Thursday Night Football continued to deliver for FOX, as last week’s game saw the Patriots’ win over the Giants seen by an average audience of 16.8 million across all platforms, including FOX, NFL Network, FOX Deportes, NFL digital, FOX Sports digital, Amazon Prime Video, Twitch and Yahoo Sports. That number is up 13% versus the 2018 11-game FOX Thursday Night Football average (14.9 million) and up 9% versus last year’s Week 6 Thursday Night Football matchup between the Philadelphia Eagles and New York Giants. Season-to-date, the Thursday Night Football tri-cast is averaging 16.8 million viewers, up 14%.
FOX Sports also reports that this year’s Red River Showdown saw Oklahoma’s win over Texas reel in a 4.3 metered market rating, according to Nielsen, to rank as the top-rated college football game on Saturday.

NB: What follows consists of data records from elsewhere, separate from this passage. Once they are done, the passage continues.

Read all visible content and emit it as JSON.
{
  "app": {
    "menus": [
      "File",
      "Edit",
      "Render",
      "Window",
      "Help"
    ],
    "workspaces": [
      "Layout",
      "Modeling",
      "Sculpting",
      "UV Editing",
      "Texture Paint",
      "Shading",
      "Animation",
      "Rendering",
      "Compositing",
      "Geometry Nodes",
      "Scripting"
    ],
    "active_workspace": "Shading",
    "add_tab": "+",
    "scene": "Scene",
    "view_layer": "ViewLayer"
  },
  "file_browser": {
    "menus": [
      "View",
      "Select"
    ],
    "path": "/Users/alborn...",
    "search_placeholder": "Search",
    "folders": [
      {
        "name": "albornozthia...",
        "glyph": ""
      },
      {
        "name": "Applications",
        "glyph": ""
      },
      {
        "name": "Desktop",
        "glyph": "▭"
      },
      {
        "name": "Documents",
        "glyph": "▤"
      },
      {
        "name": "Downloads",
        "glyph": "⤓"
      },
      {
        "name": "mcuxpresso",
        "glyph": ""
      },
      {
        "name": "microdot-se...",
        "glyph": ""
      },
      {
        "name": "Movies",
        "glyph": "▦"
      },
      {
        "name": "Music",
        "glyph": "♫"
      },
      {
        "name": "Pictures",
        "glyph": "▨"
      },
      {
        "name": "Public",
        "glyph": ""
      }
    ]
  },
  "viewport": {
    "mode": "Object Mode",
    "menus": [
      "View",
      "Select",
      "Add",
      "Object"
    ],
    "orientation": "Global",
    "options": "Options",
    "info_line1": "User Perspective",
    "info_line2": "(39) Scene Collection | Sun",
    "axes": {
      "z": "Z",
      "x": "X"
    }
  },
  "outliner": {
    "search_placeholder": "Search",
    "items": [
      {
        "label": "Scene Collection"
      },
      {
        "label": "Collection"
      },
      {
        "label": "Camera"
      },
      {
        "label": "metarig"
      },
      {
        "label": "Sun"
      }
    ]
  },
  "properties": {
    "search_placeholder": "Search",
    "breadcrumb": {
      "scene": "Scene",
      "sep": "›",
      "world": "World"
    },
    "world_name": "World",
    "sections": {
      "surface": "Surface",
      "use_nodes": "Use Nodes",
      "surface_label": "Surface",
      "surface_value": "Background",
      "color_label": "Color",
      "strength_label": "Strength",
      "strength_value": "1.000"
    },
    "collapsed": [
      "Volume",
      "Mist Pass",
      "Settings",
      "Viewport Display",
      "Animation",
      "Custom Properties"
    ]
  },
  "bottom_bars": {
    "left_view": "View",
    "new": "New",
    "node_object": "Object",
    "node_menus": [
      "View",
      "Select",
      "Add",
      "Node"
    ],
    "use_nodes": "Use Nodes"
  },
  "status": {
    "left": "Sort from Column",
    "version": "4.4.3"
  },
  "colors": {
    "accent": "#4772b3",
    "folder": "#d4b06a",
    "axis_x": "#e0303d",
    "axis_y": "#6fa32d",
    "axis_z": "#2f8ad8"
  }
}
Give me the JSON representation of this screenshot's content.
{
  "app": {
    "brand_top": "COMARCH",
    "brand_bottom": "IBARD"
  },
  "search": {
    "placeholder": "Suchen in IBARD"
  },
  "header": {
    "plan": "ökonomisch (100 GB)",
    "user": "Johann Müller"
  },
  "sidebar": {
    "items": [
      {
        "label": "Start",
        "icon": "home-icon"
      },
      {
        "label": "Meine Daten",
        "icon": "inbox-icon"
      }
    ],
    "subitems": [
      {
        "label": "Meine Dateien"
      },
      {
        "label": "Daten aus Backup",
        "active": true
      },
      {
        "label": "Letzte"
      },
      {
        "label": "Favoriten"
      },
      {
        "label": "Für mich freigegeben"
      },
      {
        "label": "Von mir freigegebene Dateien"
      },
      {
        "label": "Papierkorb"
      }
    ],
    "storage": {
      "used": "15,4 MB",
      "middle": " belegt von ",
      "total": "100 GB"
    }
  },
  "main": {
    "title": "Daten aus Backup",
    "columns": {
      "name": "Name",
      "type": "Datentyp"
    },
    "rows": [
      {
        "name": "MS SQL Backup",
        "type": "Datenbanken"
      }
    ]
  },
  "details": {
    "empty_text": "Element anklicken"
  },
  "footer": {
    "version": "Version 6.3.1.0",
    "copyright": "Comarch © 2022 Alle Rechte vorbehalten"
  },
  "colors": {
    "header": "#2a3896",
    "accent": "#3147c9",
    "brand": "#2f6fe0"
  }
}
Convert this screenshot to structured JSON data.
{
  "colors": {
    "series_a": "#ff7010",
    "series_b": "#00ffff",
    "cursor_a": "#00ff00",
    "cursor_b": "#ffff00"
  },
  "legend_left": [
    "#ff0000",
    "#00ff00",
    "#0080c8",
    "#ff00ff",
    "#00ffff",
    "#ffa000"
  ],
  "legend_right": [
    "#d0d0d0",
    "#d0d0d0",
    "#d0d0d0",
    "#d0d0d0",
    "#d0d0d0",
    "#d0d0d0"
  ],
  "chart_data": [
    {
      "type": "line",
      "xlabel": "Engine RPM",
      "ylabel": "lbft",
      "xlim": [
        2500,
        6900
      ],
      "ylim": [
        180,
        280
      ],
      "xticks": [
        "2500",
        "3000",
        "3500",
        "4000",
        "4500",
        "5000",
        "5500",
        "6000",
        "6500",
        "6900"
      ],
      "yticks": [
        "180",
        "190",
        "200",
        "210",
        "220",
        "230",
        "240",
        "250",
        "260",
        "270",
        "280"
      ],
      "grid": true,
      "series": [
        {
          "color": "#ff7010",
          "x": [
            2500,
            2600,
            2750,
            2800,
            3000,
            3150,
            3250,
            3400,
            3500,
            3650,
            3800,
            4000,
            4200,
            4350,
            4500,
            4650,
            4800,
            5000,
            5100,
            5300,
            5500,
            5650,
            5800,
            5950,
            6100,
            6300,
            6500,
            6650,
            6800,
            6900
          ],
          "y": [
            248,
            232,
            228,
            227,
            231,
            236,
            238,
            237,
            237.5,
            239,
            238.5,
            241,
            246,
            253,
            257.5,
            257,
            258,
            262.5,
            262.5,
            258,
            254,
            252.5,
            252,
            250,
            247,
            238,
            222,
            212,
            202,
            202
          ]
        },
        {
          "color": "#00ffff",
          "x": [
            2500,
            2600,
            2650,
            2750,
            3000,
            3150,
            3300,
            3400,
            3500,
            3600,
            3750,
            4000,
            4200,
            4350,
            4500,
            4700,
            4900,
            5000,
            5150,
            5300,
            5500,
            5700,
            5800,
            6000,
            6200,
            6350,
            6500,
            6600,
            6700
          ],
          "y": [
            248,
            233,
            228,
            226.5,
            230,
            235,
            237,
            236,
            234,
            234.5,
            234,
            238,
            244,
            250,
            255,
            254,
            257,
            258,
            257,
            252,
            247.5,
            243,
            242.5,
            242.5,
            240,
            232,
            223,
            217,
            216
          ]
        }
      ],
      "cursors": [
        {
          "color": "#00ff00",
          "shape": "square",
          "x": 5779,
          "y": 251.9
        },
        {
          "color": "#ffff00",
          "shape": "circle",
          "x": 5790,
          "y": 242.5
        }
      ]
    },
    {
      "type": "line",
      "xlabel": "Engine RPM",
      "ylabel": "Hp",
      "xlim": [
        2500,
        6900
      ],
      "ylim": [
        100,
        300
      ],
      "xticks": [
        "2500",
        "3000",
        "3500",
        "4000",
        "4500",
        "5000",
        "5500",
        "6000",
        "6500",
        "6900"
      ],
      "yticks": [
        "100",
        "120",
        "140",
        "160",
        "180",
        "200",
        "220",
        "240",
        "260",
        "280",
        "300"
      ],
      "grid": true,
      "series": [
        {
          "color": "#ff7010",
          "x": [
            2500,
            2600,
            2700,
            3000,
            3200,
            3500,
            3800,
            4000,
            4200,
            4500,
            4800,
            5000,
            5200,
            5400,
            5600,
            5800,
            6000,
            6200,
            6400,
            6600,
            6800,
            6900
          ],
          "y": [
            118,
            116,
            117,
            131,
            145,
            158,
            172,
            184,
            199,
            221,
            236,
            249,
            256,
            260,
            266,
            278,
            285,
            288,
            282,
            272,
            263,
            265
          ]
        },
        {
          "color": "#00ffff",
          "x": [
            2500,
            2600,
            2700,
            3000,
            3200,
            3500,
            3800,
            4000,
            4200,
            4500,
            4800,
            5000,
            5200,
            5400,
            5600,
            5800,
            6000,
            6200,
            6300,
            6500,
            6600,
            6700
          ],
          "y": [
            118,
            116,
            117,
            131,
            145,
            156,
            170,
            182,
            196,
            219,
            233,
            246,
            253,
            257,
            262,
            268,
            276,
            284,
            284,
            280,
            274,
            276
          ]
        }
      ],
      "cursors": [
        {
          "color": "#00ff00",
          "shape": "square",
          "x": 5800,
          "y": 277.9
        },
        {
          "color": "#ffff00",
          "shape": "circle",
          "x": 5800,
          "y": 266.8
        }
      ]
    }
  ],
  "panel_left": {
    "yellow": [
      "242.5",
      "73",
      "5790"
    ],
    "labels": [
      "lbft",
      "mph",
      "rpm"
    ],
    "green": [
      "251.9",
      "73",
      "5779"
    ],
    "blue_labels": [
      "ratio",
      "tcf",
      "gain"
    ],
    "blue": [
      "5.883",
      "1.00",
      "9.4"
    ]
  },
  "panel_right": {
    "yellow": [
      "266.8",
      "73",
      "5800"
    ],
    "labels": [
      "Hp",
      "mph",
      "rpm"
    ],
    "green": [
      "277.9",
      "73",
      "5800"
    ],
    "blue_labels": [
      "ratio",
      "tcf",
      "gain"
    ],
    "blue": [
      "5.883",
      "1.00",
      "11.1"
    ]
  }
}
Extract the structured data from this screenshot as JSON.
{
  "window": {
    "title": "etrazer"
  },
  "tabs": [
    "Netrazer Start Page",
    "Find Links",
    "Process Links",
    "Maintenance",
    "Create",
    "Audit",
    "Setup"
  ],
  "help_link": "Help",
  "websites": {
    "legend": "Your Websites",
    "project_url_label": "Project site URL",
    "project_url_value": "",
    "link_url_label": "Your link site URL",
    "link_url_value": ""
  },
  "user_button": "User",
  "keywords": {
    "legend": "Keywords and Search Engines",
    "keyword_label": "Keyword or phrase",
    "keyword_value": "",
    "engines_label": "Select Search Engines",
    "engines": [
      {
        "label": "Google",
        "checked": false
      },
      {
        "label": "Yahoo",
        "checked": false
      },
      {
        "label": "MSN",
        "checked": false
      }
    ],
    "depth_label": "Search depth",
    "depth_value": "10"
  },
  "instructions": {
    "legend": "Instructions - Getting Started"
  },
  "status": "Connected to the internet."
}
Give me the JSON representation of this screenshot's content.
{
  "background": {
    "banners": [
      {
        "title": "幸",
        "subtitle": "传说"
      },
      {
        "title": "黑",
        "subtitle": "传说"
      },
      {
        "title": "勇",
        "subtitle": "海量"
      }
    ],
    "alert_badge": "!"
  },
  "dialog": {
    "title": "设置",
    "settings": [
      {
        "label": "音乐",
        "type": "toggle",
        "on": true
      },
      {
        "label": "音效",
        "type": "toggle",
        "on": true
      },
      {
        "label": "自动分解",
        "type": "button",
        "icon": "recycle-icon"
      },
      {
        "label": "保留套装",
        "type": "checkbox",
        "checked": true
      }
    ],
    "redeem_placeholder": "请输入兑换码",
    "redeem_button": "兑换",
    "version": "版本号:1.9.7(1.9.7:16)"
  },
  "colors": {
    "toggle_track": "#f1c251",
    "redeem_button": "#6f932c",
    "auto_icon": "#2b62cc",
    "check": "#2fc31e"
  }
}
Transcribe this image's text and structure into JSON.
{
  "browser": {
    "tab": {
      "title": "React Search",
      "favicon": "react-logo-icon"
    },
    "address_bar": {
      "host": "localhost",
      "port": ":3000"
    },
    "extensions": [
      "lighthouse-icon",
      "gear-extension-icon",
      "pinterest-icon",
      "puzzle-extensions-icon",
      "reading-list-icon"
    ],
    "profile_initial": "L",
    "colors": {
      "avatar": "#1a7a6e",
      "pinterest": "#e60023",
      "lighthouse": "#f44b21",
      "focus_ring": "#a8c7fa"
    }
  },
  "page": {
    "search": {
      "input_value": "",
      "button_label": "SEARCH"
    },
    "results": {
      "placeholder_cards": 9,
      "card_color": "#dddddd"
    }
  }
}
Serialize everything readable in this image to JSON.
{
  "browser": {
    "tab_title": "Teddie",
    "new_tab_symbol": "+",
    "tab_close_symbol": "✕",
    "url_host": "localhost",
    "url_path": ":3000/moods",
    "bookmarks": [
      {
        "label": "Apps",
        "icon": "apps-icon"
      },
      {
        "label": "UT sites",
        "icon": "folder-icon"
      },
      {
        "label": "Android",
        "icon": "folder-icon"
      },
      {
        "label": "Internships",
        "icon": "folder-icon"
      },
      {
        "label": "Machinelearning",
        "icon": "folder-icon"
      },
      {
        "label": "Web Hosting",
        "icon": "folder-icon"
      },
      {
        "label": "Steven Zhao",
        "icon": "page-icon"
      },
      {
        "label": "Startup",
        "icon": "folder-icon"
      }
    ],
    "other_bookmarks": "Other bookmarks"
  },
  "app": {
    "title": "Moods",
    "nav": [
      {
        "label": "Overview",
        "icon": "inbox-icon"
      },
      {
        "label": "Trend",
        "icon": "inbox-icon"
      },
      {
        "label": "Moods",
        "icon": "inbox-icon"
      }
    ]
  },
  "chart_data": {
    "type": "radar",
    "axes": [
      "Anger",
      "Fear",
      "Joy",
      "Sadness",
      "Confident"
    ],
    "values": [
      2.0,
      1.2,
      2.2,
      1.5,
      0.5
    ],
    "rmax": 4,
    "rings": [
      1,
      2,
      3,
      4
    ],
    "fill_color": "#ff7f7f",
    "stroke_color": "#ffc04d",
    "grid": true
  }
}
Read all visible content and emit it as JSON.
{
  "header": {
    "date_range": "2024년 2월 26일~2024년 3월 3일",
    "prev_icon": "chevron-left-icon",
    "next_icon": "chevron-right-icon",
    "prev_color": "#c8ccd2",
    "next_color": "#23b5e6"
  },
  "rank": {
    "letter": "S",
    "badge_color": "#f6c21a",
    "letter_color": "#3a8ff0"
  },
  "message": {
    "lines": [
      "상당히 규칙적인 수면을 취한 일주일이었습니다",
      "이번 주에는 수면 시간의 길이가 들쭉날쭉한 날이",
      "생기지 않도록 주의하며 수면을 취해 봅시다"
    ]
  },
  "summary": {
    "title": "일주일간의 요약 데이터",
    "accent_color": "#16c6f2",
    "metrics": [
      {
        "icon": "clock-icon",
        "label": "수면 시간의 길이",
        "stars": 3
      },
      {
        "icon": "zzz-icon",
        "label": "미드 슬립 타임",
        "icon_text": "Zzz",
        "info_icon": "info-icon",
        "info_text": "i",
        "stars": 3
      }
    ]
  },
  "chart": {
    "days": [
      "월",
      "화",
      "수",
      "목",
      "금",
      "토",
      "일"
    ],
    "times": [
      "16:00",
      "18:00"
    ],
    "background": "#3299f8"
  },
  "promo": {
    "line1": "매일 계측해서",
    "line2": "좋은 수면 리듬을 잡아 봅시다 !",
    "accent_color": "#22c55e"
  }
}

That score also marks FOX’s best metered market number this season.
Meanwhile, CBS Sports announced its SEC on CBS football game for Oct. 19 at 3:30p, picking up LSU/Mississippi State. Brad Nessler, Gary Danielson and reporter Jamie Erdahl will call the contest from Davis Wade Stadium in Starkville.
As a result of weather issues on Sunday, NASCAR postponed the Monster Energy NASCAR Cup Series 1000Bulbs.com 500 at Talladega Superspeedway until today, where it will run at 2p on NBCSN. Rick Allen will call the action alongside Jeff Burton and Dale Earnhardt Jr. Steve Letarte will provide commentary from the Peacock Pit Box.
IMPACT Wrestling announced that its flagship weekly two-hour program IMPACT! will move to Tuesday nights at 8p on Fight Network in Canada and on its international feed, including Portugal and Greece, starting on Oct. 22. IMPACT! will also air on GameTV in Canada on Saturdays at 7p.